MESCİDİ AKSA KUDÜS ŞEHRİNDE OLMAK ZORUNDA MI? (1)
Salı, 01 Ağustos 2017 00:00

MESCİDİ AKSA KUDÜS ŞEHRİNDE OLMAK ZORUNDA MI? (1)

Değerli Hocam,

Mescidi Aksa Kur'an'da geçiyor, ancak Kudüs şehrinin adı geçmiyor. Peygamberimizin uzak mescitle ilgili şekilsel sorulara cevap verdiği rivayet ediliyor. Örneğin kaç kapısı olduğu sorulunca binayı gözünde canlandırıp sayısını söylemiş. Ayrıca Peygamberimiz yön tayini için: Kabe'yi önüne alarak Kudüs yönünde namaz kılıyormuş diye okudum. Mescidi Aksa'yı iki nokta ile seçmiş olması (geometri açısından şaşmaz düz bir çizgi eder) çok dikkatimi çekti.

Peygamberimizin var olan bir mescide yöneldiğini, bunun da Ci'rane'de bulunan bir mescit olduğunu düşündüğünüzü okudum. Ayette sözü geçen uzak mescidin Kudüs şehri dışında olmasına dinen bir engel var mı? Olabilir mi? Yoksa Kudüs'te olması gerektiği kesin midir? Saygılarımla....

Diğer sorum: Mescidi Aksa'nın kaç kapısı vardır? Kuran'da yazmıyor. Rivayetler nedir?

Saygılarımla,...

Cevap: Konu hakkında geniş bilgiyi Kur'ân Ansiklopedisi adlı eserimin Mescid maddesinde bulabilirsiniz. Özeti ektedir.

Mescid-i Aksâ (المَسجِدُ الأقصَي):

Uzak mescid anlamına gelen Mescid-i Aksâ, Kudüs’te bulunan Süleyman ma‘bedinin adı olduğu, kamuoyu halindedir. İsrâ: 50/7 âyetinde düşman istîlâsına uğrayıp tah­rîbedilen Mescid, Kudüs’teki Süleyman Ma‘bedi’dir. İsrâ 1. âyette anılan Mescid-i Aksâ’nın da, 7. âyette anılan Mescid (Süleyman Ma‘bedi) olduğu ve Peygamber’in, geceleyin Mescid-i Harâm’dan, Kudüs’e yürütüldüğü, büyük olasılıkla Hadîs derleme faaliyetlerinin başlatıldığı Eme­vîler döneminde kamuoyu haline getirilmiştir.

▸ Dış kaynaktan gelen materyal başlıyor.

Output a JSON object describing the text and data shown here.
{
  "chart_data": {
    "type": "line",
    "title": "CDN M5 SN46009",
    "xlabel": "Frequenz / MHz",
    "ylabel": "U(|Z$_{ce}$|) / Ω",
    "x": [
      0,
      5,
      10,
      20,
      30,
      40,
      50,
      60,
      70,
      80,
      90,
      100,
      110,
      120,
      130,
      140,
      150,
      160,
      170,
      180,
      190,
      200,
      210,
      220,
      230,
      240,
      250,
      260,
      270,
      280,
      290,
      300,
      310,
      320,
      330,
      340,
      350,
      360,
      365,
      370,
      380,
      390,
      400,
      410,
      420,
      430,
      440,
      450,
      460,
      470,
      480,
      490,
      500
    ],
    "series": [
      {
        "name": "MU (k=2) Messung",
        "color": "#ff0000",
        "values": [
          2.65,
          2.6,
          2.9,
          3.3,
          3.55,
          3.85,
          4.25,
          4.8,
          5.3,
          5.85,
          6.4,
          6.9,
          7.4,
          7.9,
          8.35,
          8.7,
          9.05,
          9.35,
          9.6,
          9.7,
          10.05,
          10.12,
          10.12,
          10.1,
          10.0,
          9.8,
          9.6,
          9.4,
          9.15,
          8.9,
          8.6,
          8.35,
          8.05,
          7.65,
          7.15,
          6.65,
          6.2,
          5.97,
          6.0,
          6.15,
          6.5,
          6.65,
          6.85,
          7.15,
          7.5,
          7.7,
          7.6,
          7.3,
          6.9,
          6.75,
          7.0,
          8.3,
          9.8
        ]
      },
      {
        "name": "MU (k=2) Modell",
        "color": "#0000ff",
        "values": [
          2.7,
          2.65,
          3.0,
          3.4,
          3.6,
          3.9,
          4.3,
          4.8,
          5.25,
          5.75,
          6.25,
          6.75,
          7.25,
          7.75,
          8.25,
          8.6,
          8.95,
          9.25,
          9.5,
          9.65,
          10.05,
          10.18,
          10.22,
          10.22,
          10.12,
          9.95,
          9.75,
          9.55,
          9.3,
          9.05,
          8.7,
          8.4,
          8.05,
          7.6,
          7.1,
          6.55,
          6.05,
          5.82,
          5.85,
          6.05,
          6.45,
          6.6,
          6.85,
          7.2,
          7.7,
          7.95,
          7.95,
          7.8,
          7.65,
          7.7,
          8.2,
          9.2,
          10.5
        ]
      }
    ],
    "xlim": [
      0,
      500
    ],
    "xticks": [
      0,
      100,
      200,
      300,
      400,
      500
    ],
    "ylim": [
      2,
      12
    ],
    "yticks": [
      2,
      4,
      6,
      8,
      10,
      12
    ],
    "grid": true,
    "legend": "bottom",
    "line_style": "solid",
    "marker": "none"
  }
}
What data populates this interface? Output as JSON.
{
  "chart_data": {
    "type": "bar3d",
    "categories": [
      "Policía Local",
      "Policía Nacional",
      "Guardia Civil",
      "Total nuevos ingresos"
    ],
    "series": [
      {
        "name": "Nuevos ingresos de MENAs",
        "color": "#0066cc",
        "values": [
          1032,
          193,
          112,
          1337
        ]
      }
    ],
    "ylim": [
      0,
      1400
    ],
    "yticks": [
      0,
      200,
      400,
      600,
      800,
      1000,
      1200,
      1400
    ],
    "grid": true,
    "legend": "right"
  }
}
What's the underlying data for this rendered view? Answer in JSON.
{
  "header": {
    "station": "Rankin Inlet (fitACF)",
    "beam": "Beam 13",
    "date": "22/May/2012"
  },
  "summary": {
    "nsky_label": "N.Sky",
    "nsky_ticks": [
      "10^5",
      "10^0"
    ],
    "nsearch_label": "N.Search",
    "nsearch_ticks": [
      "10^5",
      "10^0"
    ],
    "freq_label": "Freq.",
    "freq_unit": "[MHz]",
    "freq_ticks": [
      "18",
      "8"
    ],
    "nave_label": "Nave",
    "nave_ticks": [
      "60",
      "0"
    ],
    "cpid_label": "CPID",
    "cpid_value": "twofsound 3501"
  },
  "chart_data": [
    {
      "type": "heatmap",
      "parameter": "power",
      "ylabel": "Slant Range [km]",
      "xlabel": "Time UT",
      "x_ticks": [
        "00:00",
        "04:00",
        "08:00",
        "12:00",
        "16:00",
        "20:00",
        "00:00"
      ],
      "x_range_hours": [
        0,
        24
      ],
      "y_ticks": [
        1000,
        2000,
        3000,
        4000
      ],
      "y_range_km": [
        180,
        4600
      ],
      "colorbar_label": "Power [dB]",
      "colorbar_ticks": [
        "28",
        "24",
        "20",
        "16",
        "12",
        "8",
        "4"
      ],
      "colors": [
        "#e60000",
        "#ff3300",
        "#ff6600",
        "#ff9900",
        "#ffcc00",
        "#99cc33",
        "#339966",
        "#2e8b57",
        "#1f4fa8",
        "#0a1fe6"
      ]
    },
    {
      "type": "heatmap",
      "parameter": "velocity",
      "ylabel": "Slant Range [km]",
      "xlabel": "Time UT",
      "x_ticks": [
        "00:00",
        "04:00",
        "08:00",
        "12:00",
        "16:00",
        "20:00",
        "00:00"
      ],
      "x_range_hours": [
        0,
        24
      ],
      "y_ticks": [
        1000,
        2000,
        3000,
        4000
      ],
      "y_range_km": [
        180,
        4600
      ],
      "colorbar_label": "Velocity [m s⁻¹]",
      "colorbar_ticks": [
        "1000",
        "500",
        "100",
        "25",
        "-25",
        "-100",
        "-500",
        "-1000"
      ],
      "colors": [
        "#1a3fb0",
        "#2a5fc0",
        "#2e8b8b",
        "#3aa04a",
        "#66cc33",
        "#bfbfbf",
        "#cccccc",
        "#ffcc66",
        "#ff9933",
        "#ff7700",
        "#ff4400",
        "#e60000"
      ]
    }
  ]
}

Arapların Kudüs adını verdikleri kente, eski yazarlar genellikle Beytu’l-makdis adını verirler. Bu isim, İbrânîce Béthemmißdaş kelimesinin çevirisi olup Süleyman ma‘bedi anlamına gelirdi. Sonra Kent için kullanıldı. Bu kent hakkında eskiler İlyâ adını da sık sık kullanmışlardır.

Beyt-i Makdis önce Buhtunnasır tarafından tahribedilmiş, sonra Fars Kralı Erdeşîr-i Behmen (Kurus) tarafından onarılmıştır. Kurus zamanında otonom bir hükûmet kurmuş olan Yahûdîler, Yunanlıların ve Romalıların idaresine geçmişlerdir. Neron’un halefi Ospasyanoş ve onun oğlu Titus tarafından Beyt-i Makdis ikinci kez tahribedilmiştir. Titus Yahûdîlere katliam uyguladı. Kaçıp kurtulabilen İsrâîloğulları, toparlanmağa başladılar. Nihayet Hıristiyanlığı kabul eden Bizans İmparatoru Konstantin’in annesi Eleni, Kudüs’e geldi. Hz. Îsâ’nın, çarmıha gerildiği yerde bir kilise yaptırdı, fakat biraz harab vaziyette bulunan Beyt-i Makdis ma‘bedini de tamamen yıktırıp burayı mezbele yaptırdı. İşte Hz. Ömer Kudüs’e gelince bu mezbeleyi temizletip bir bölümü üzerine yaptırdığı mescide Mescid-i Aksâ adı verilmiştir. Peygamber zamanında Kudüs’te Mescid-i Aksâ adıyla bilinen bir mescid yoktu.